Other than that, the tongue is soft, comfortable, and doesn’t let the lacing pressure through. The rounded laces have a soft hand feel which is par for a $150 shoe.
PROS AND CONS
The Nimbus 22 provides a healthy dose of running shoe traditionalism. Whether one sees that as good or bad remains a deeply personal choice. The dual-density stack of Flytefoam has all the cushioning required for long-distance runs – as long as the Nimbus isn’t pushed at higher speeds.
There’s plenty of support from the midsole. The new midsole edges flare to create a wider base, and the rearfoot Gel is equally distributed. The updated Flytefoam stack and the higher count of flex grooves make the ride both smooth and flexible.
The upper is comfortable, fits well, and has multiple widths – an area that the Nimbus has always been good at. The interior still lacks a gusset, and that leads to tongue slide.
We’d point out the boring ride character and the 11-ounce weight as two of Nimbus 22’s ‘needs-improvement’ areas.
SHOES SIMILAR TO THE ASICS NIMBUS 22
Within the premium neutral cushioning segment, the Asics Nimbus 22 and Brooks Glycerin 17 are two of a kind. Both do not have a super plush or soft ride; the midsole is medium-soft at best. The 11-ounce weight isn’t the only thing the shoes share; their plush and true-to-size uppers are equally comfortable.
The Saucony Triumph 17 is another solid long-distance trainer with a difference. This is the shoe to buy if you prefer a springy ride. The e-TPU foam delivers a lot of cushioning that is also immune to temperature swings.
For those who like their running shoes with ‘deep’ and responsive cushioning, there’s the New Balance 1080V10. The reformulated Fresh Foam midsole is a lot more bouncy than the V9, and there’s gobs of high-mileage comfort packed within.
The adidas UltraBoost 20 and SolarGlide 19 give you the tried-and-tested Boost foam and Continental rubber combination. In functional terms, that translates into a soft and responsive cushioning with a durable outsole.
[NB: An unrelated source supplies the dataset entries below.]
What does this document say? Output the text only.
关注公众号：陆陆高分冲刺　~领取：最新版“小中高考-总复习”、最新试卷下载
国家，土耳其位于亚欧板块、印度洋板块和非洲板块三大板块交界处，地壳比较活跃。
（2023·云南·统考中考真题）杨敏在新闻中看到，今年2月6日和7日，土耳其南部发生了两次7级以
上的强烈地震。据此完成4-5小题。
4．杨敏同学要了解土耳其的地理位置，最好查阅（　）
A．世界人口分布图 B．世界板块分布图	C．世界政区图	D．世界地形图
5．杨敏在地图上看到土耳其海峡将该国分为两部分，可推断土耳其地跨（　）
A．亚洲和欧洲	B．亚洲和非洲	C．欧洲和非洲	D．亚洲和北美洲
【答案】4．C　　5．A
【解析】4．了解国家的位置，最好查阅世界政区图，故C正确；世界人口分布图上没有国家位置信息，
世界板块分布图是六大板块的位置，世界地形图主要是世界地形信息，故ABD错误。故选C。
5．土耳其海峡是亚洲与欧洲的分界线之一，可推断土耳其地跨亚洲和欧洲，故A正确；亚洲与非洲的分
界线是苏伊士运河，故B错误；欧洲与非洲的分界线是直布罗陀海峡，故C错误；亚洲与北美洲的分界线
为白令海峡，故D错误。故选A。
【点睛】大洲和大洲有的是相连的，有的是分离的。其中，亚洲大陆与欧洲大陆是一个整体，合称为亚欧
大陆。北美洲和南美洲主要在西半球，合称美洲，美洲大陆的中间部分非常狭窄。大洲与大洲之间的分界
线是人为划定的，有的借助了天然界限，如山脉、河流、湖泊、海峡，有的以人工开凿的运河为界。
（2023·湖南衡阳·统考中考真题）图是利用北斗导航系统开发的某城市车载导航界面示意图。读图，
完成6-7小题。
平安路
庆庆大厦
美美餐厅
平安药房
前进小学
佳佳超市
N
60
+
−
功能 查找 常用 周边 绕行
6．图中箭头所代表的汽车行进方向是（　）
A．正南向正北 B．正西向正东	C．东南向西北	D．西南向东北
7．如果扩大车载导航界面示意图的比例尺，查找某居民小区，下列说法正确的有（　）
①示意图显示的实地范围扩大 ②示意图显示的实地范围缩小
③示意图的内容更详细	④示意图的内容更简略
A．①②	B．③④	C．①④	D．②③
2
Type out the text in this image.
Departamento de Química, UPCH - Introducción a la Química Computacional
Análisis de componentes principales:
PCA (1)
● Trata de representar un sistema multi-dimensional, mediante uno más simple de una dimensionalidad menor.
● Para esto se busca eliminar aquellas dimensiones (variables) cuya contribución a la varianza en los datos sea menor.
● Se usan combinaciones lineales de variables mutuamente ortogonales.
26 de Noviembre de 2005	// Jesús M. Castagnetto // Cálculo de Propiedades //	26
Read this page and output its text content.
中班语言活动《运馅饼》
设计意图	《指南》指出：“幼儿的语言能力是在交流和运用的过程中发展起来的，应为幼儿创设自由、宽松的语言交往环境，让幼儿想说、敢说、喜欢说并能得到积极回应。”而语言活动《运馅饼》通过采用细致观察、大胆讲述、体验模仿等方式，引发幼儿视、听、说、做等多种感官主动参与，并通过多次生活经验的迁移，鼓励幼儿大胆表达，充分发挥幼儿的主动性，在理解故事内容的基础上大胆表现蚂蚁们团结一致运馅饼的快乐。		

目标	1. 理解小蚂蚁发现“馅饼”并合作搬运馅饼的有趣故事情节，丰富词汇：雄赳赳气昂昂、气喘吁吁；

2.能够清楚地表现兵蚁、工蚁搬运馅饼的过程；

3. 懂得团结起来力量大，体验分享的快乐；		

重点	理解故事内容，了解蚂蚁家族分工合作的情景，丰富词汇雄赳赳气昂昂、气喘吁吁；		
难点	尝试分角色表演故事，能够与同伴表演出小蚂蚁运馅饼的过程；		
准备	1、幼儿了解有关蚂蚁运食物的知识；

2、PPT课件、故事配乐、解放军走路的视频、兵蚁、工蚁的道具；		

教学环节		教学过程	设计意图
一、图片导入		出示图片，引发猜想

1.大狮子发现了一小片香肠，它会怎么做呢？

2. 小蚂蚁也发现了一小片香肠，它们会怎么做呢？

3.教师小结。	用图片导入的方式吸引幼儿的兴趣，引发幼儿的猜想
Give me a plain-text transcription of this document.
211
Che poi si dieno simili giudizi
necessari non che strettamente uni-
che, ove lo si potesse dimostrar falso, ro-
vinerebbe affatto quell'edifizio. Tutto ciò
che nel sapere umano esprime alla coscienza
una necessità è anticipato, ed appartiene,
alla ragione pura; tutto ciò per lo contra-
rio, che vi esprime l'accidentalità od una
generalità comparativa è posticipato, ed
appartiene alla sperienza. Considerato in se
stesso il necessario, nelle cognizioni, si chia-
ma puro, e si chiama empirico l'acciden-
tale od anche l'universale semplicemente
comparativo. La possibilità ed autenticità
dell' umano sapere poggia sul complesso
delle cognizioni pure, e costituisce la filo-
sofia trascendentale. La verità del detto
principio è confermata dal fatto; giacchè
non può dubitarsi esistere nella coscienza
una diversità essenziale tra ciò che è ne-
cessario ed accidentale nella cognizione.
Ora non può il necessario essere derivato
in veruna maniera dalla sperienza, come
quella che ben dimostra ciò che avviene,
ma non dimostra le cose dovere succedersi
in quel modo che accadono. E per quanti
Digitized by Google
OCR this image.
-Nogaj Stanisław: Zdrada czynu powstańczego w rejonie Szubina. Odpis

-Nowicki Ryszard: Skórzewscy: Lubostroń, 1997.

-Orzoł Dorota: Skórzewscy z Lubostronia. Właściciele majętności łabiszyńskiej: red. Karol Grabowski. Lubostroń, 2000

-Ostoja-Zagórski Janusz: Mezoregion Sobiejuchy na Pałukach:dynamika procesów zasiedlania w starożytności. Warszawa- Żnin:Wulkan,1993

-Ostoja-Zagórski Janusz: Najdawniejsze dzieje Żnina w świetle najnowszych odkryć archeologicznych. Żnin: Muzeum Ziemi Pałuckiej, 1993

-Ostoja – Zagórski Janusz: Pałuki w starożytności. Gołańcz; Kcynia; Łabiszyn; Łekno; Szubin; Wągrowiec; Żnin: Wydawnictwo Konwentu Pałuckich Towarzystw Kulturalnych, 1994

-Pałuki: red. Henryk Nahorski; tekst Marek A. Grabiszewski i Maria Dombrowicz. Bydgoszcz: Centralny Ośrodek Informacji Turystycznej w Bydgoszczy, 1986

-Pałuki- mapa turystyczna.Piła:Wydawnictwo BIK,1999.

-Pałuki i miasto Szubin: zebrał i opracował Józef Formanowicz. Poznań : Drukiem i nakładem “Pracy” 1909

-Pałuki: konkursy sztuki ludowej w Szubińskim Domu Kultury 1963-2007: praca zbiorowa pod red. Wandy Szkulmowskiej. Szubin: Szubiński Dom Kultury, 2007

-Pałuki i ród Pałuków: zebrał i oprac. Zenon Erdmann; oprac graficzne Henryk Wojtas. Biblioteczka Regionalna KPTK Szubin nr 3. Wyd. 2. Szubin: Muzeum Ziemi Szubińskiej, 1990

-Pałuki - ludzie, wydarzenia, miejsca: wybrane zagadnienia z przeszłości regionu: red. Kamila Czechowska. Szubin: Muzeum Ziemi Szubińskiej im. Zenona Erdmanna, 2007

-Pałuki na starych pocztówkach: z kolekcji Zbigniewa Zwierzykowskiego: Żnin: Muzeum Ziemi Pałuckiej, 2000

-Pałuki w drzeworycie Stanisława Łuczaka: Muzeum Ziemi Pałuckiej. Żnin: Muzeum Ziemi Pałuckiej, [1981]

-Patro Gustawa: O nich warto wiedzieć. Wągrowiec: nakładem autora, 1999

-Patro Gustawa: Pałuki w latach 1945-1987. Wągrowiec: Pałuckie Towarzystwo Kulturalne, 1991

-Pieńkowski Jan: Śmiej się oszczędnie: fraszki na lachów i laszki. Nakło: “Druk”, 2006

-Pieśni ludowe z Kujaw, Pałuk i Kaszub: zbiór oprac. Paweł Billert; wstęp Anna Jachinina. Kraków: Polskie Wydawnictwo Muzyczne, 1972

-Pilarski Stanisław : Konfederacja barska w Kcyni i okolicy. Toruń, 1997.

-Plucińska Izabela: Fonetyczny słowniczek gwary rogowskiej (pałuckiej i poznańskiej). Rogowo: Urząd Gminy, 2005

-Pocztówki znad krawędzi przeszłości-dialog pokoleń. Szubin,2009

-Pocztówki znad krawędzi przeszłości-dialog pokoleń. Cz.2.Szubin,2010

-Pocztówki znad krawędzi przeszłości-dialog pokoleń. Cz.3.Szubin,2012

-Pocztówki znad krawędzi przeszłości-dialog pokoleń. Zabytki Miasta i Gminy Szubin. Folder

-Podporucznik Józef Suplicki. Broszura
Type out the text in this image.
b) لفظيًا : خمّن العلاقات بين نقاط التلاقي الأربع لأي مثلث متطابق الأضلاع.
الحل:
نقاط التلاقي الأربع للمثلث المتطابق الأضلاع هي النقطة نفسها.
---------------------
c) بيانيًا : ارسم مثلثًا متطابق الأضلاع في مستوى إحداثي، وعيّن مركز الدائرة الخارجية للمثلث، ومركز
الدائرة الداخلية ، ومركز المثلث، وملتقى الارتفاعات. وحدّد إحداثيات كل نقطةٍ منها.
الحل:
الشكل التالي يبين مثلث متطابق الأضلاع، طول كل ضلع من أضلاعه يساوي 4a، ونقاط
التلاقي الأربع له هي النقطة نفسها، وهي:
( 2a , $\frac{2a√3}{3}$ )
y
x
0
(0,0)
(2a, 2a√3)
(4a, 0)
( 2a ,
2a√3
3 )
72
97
There is only one lightweight model on this list, and that’s the Nike Epic React Flyknit 2.
The React foam isn’t as springy as Pebax or e-TPU, yet the ride quality works for long-distance runs without the burden of weight. The 8.4-ounce helps build speed without sacrificing comfort. The Nike React Infinity Run is a React-based shoe with more support, so that’s an alternative as well.
THE ASICS NIMBUS 22 vs. CUMULUS 21
Surprisingly, the Cumulus 21 is the softer of the two. That’s thanks to the lower-density and slimmer midsole that is easier to deform than the sturdier Nimbus 22. As a added bonus the C-21 is half an ounce lighter too.
The upper is more basic and lacks the soft interior feel of the pricier Nimbus. That said, the Cumulus is an excellent daily trainer that is also capable enough for high-mileage runs.
For what it’s worth, the less expensive Asics shoe also has something that the Nimbus no longer features – the ‘Guidance line’ groove.
Though the Nimbus Lite is currently not in the market, that shoe should make for an interesting (future) comparison.